O Harém de Kadafi


O artigo do minifúndio de hoje poderia ser um relato das jovens, nos nossos bairros, feitas escravas sexuais de traficantes e bandos criminosos. Não faltam exemplos de belas meninas cooptadas pelo crime, após despertar, com sua mocidade, a atenção de bandidinhos. Mas o relato de "O Harém de Kadafi", da jornalista Annick Cojean também impressiona. 

Soraya tinha apenas quinze anos quando Muamar Kadafi foi visitar a escola onde ela estudava. No momento em que ela lhe estendeu um buquê de flores, ele colocou a mão na cabeça da menina e acariciou seus cabelos. Era o gesto secreto que sinalizava a suas guarda-costas que ele a havia escolhido.

Ainda menina, Soraya foi raptada e viu sua infância chegar ao fim. Durante sete anos, foi estuprada, espancada, forçada a consumir álcool e cocaína e depois integrada às tropas das "amazonas" de Kadafi.
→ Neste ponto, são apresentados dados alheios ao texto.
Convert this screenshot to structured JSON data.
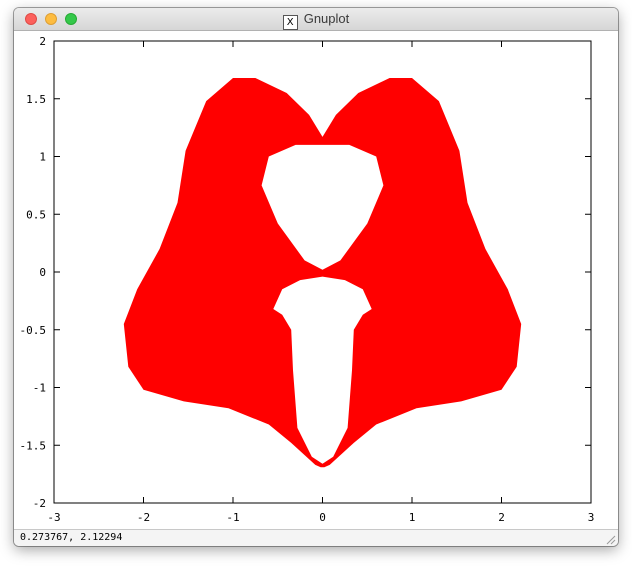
{
  "window": {
    "title": "Gnuplot",
    "x_icon": "X",
    "buttons": [
      "close",
      "minimize",
      "zoom"
    ]
  },
  "statusbar": {
    "coordinates": "0.273767,  2.12294"
  },
  "chart_data": {
    "type": "area",
    "description_of_shape": "filled region symmetric about x=0 with two inner holes",
    "fill_color": "#ff0000",
    "xlim": [
      -3,
      3
    ],
    "ylim": [
      -2,
      2
    ],
    "x_ticks": [
      "-3",
      "-2",
      "-1",
      "0",
      "1",
      "2",
      "3"
    ],
    "y_ticks": [
      "2",
      "1.5",
      "1",
      "0.5",
      "0",
      "-0.5",
      "-1",
      "-1.5",
      "-2"
    ],
    "outer_boundary_right_half": [
      [
        0,
        1.17
      ],
      [
        0.15,
        1.36
      ],
      [
        0.4,
        1.55
      ],
      [
        0.75,
        1.68
      ],
      [
        1.0,
        1.68
      ],
      [
        1.3,
        1.48
      ],
      [
        1.53,
        1.05
      ],
      [
        1.62,
        0.6
      ],
      [
        1.82,
        0.2
      ],
      [
        2.07,
        -0.15
      ],
      [
        2.22,
        -0.45
      ],
      [
        2.17,
        -0.82
      ],
      [
        2.0,
        -1.02
      ],
      [
        1.55,
        -1.12
      ],
      [
        1.05,
        -1.18
      ],
      [
        0.6,
        -1.32
      ],
      [
        0.35,
        -1.48
      ],
      [
        0.08,
        -1.67
      ],
      [
        0.02,
        -1.69
      ]
    ],
    "upper_hole_right_half": [
      [
        0,
        1.1
      ],
      [
        0.3,
        1.1
      ],
      [
        0.6,
        1.0
      ],
      [
        0.68,
        0.75
      ],
      [
        0.5,
        0.42
      ],
      [
        0.2,
        0.1
      ],
      [
        0,
        0.02
      ]
    ],
    "lower_hole_right_half": [
      [
        0,
        -0.04
      ],
      [
        0.25,
        -0.07
      ],
      [
        0.45,
        -0.15
      ],
      [
        0.55,
        -0.32
      ],
      [
        0.45,
        -0.37
      ],
      [
        0.35,
        -0.5
      ],
      [
        0.33,
        -0.85
      ],
      [
        0.28,
        -1.35
      ],
      [
        0.12,
        -1.6
      ],
      [
        0,
        -1.66
      ]
    ]
  }
}
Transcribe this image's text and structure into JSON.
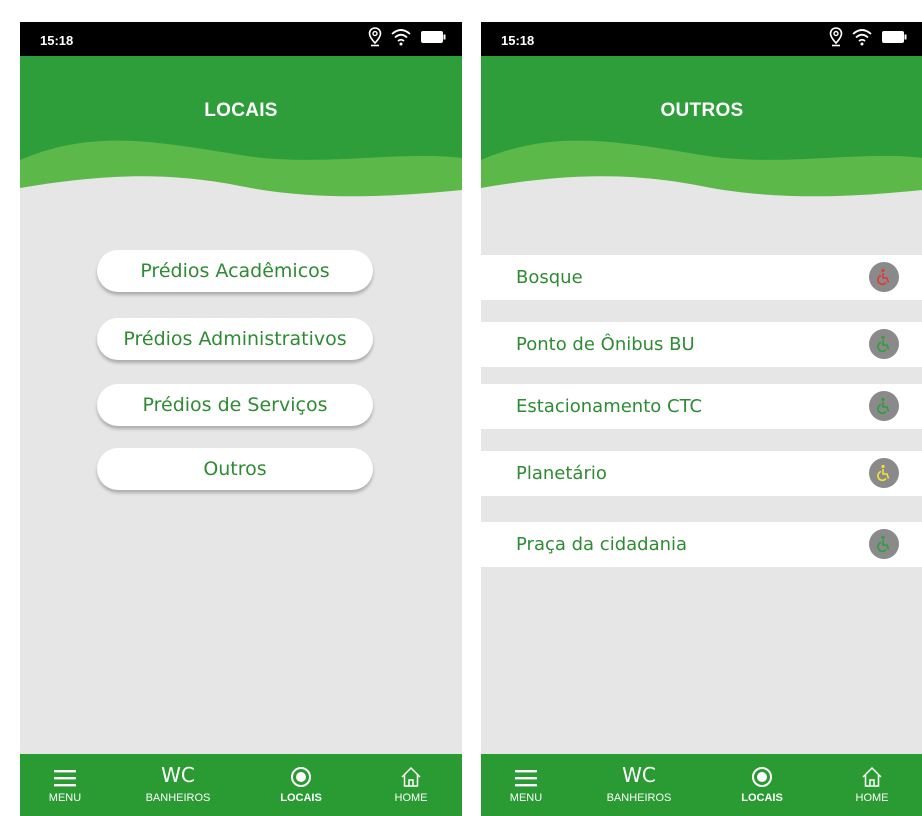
{
  "left": {
    "status": {
      "time": "15:18"
    },
    "header": {
      "title": "LOCAIS"
    },
    "menu": [
      {
        "label": "Prédios Acadêmicos"
      },
      {
        "label": "Prédios Administrativos"
      },
      {
        "label": "Prédios de Serviços"
      },
      {
        "label": "Outros"
      }
    ]
  },
  "right": {
    "status": {
      "time": "15:18"
    },
    "header": {
      "title": "OUTROS"
    },
    "items": [
      {
        "label": "Bosque",
        "access_color": "#e53935"
      },
      {
        "label": "Ponto de Ônibus BU",
        "access_color": "#2e9e3a"
      },
      {
        "label": "Estacionamento CTC",
        "access_color": "#2e9e3a"
      },
      {
        "label": "Planetário",
        "access_color": "#f2e23a"
      },
      {
        "label": "Praça da cidadania",
        "access_color": "#2e9e3a"
      }
    ]
  },
  "tabbar": {
    "menu": "MENU",
    "wc_icon": "WC",
    "banheiros": "BANHEIROS",
    "locais": "LOCAIS",
    "home": "HOME"
  },
  "colors": {
    "brand_green": "#2e9e3a",
    "wave_light_green": "#5db84a",
    "text_green": "#2e8b34",
    "background": "#e6e6e6"
  },
  "icons": [
    "location-pin-icon",
    "wifi-icon",
    "battery-icon",
    "hamburger-icon",
    "target-icon",
    "home-icon",
    "wheelchair-icon"
  ]
}
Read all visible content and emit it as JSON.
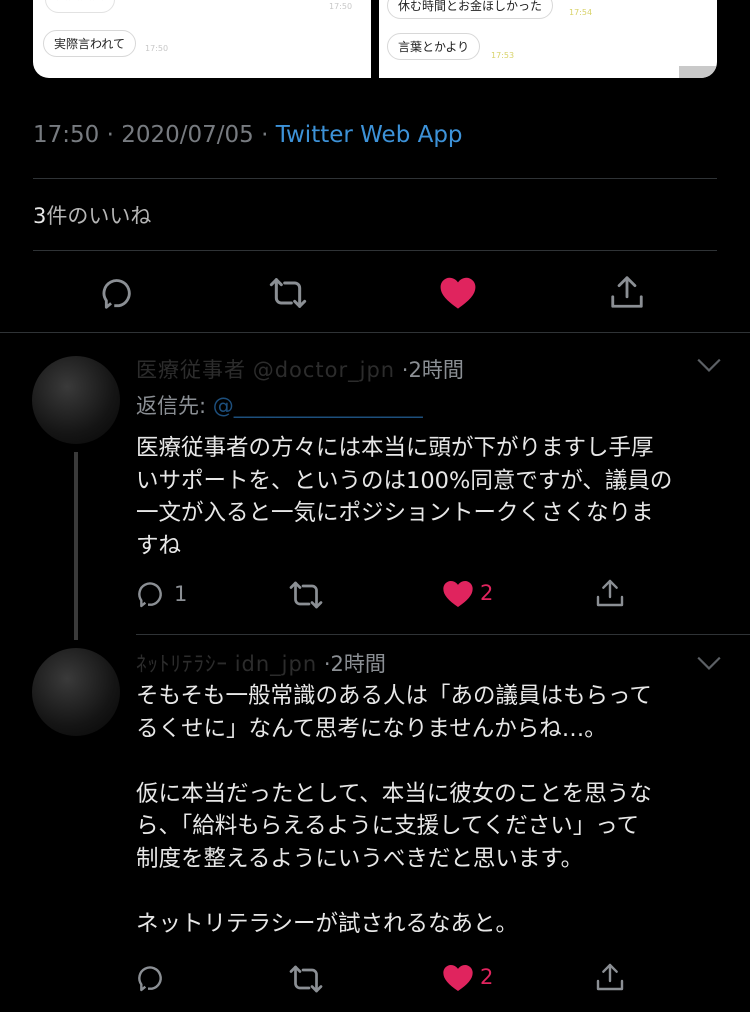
{
  "media": {
    "left_bubbles": [
      "実際言われて"
    ],
    "left_time": "17:50",
    "right_bubbles": [
      "休む時間とお金ほしかった",
      "言葉とかより"
    ],
    "right_time_top": "17:54",
    "right_time": "17:53"
  },
  "tweet": {
    "time": "17:50",
    "separator": " · ",
    "date": "2020/07/05",
    "app": "Twitter Web App",
    "likes_count": "3",
    "likes_label": "件のいいね"
  },
  "replies": [
    {
      "name": "医療従事者",
      "handle_fragment": "@doctor_jpn",
      "time": "2時間",
      "reply_to_label": "返信先:",
      "reply_to_handle": "@__________________",
      "text": "医療従事者の方々には本当に頭が下がりますし手厚\nいサポートを、というのは100%同意ですが、議員の\n一文が入ると一気にポジショントークくさくなりま\nすね",
      "reply_count": "1",
      "like_count": "2"
    },
    {
      "name": "ﾈｯﾄﾘﾃﾗｼｰ",
      "handle_fragment": "idn_jpn",
      "time": "2時間",
      "text": "そもそも一般常識のある人は「あの議員はもらって\nるくせに」なんて思考になりませんからね…。\n\n仮に本当だったとして、本当に彼女のことを思うな\nら、「給料もらえるように支援してください」って\n制度を整えるようにいうべきだと思います。\n\nネットリテラシーが試されるなあと。",
      "reply_count": "",
      "like_count": "2"
    }
  ],
  "colors": {
    "background": "#000000",
    "link": "#3d92d8",
    "like": "#e0245e",
    "secondary_text": "#8b8f94"
  },
  "icons": [
    "reply-icon",
    "retweet-icon",
    "heart-icon",
    "share-icon",
    "chevron-down-icon"
  ]
}
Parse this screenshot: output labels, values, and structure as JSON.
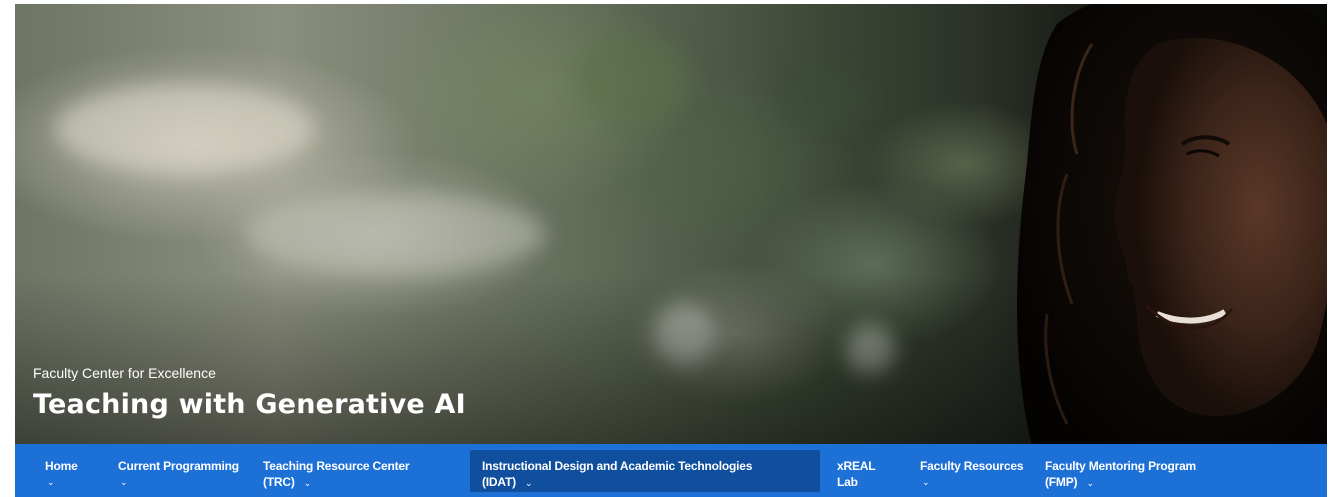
{
  "hero": {
    "eyebrow": "Faculty Center for Excellence",
    "title": "Teaching with Generative AI"
  },
  "nav": {
    "background": "#1d70d6",
    "active_background": "#0f4f9e",
    "caret_glyph": "⌄",
    "items": [
      {
        "line1": "Home",
        "line2": "",
        "dropdown": true
      },
      {
        "line1": "Current Programming",
        "line2": "",
        "dropdown": true
      },
      {
        "line1": "Teaching Resource Center",
        "line2": "(TRC)",
        "dropdown": true
      },
      {
        "line1": "Instructional Design and Academic Technologies",
        "line2": "(IDAT)",
        "dropdown": true,
        "active": true
      },
      {
        "line1": "xREAL",
        "line2": "Lab",
        "dropdown": false
      },
      {
        "line1": "Faculty Resources",
        "line2": "",
        "dropdown": true
      },
      {
        "line1": "Faculty Mentoring Program",
        "line2": "(FMP)",
        "dropdown": true
      }
    ]
  }
}
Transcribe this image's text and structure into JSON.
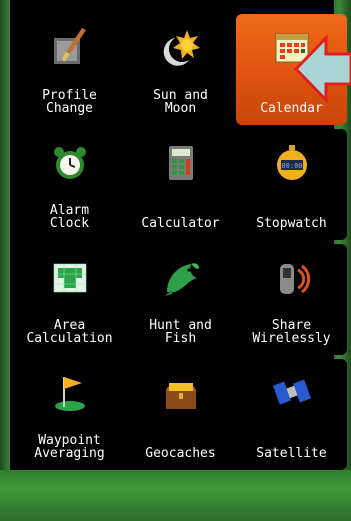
{
  "menu": {
    "tiles": [
      {
        "label": "Profile\nChange",
        "icon": "profile-brush-icon"
      },
      {
        "label": "Sun and\nMoon",
        "icon": "sun-moon-icon"
      },
      {
        "label": "Calendar",
        "icon": "calendar-icon",
        "selected": true
      },
      {
        "label": "Alarm\nClock",
        "icon": "alarm-clock-icon"
      },
      {
        "label": "Calculator",
        "icon": "calculator-icon"
      },
      {
        "label": "Stopwatch",
        "icon": "stopwatch-icon"
      },
      {
        "label": "Area\nCalculation",
        "icon": "area-calculation-icon"
      },
      {
        "label": "Hunt and\nFish",
        "icon": "fish-icon"
      },
      {
        "label": "Share\nWirelessly",
        "icon": "wireless-share-icon"
      },
      {
        "label": "Waypoint\nAveraging",
        "icon": "waypoint-flag-icon"
      },
      {
        "label": "Geocaches",
        "icon": "treasure-chest-icon"
      },
      {
        "label": "Satellite",
        "icon": "satellite-icon"
      }
    ]
  },
  "colors": {
    "selected_tile": "#e8601a",
    "callout_fill": "#a9d6d4",
    "callout_stroke": "#e02020"
  }
}
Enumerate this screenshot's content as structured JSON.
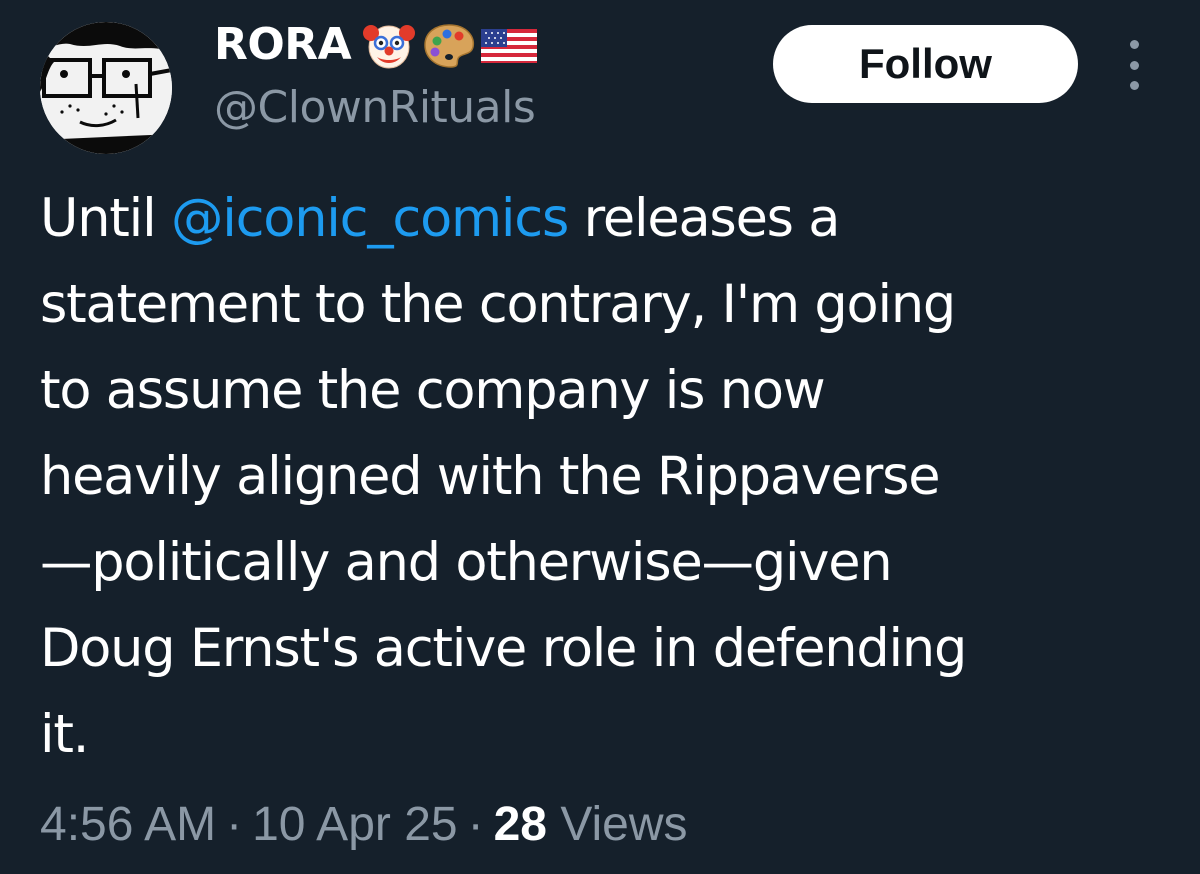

No livro,  Cojean dá voz a Soraya, desvelando um aspecto pouco conhecido da ditadura de Kadafi - o abuso de drogas que estimulava a megalomania sangrenta do ditador e o cruel abuso sexual de jovens líbias, escolhidas entre aquelas que lhe chamassem atenção.

Inúmeras mulheres tiveram o mesmo destino de Soraya, centenas provavelmente.  Talvez nunca se saiba ao certo, pois o assunto ainda é tabu na Líbia. 

Annick Cojean arriscou a vida ao ir a Trípoli investigar essa história. Ali, encontrou uma sociedade hipócrita e decadente, dilacerada pela prostituição, pela corrupção, pelo terror, por estupros e assassinatos.

A jornalista  possibilita que as vítimas do ditador líbio contem sua história para o mundo, devolvendo um pouco de dignidade a mulheres cuja vida foi destruída por um monstro.

A autora tentou refazer o caminho de Soraya, mas teve muita dificuldade para obter informações e chegou a ser ameaçada para parar com o trabalho. Ainda conta de maneira mais reduzida – já que ninguém quis dar nenhum detalhe que pudesse levar à descoberta de sua real identidade – as tragédias de outras líbias marcadas pelos apetites sádicos do ditador. 
Algumas são tão jovens quanto a do relato anterior, outras já passam dos 50 anos. Todas, no entanto, se lembram dos horrores que viveram, mas tentam esconder que foram “maculadas”.

Uma das aparições de Kadafi com a sua guarda formada por mulheres e conhecida internacionalmente por amazonas. Um número indefinido era de escravas sexuais do ditador líbio
A autora e as próprias fontes avaliam que a conservadora sociedade líbia prefere esquecer essa faceta de seu passado. Além disso, os abusos inimagináveis vividos por elas as transformam em vítimas incômodas, que podem acabar com a honra de suas famílias -- para certos pais e irmãos, era melhor que estivessem mortas. E alguns até cometeriam o assassinato para limpar a reputação com o sangue das “mundanas”.

Esse é o segundo choque causado pela obra. Enquanto internacionalmente a história causa estarrecimento, mais uma vez as vítimas de Kadafi sofrem com o abandono, o silêncio e a certeza de que poucas vezes há um futuro digno para elas – aos menos se continuarem no país em que nasceram.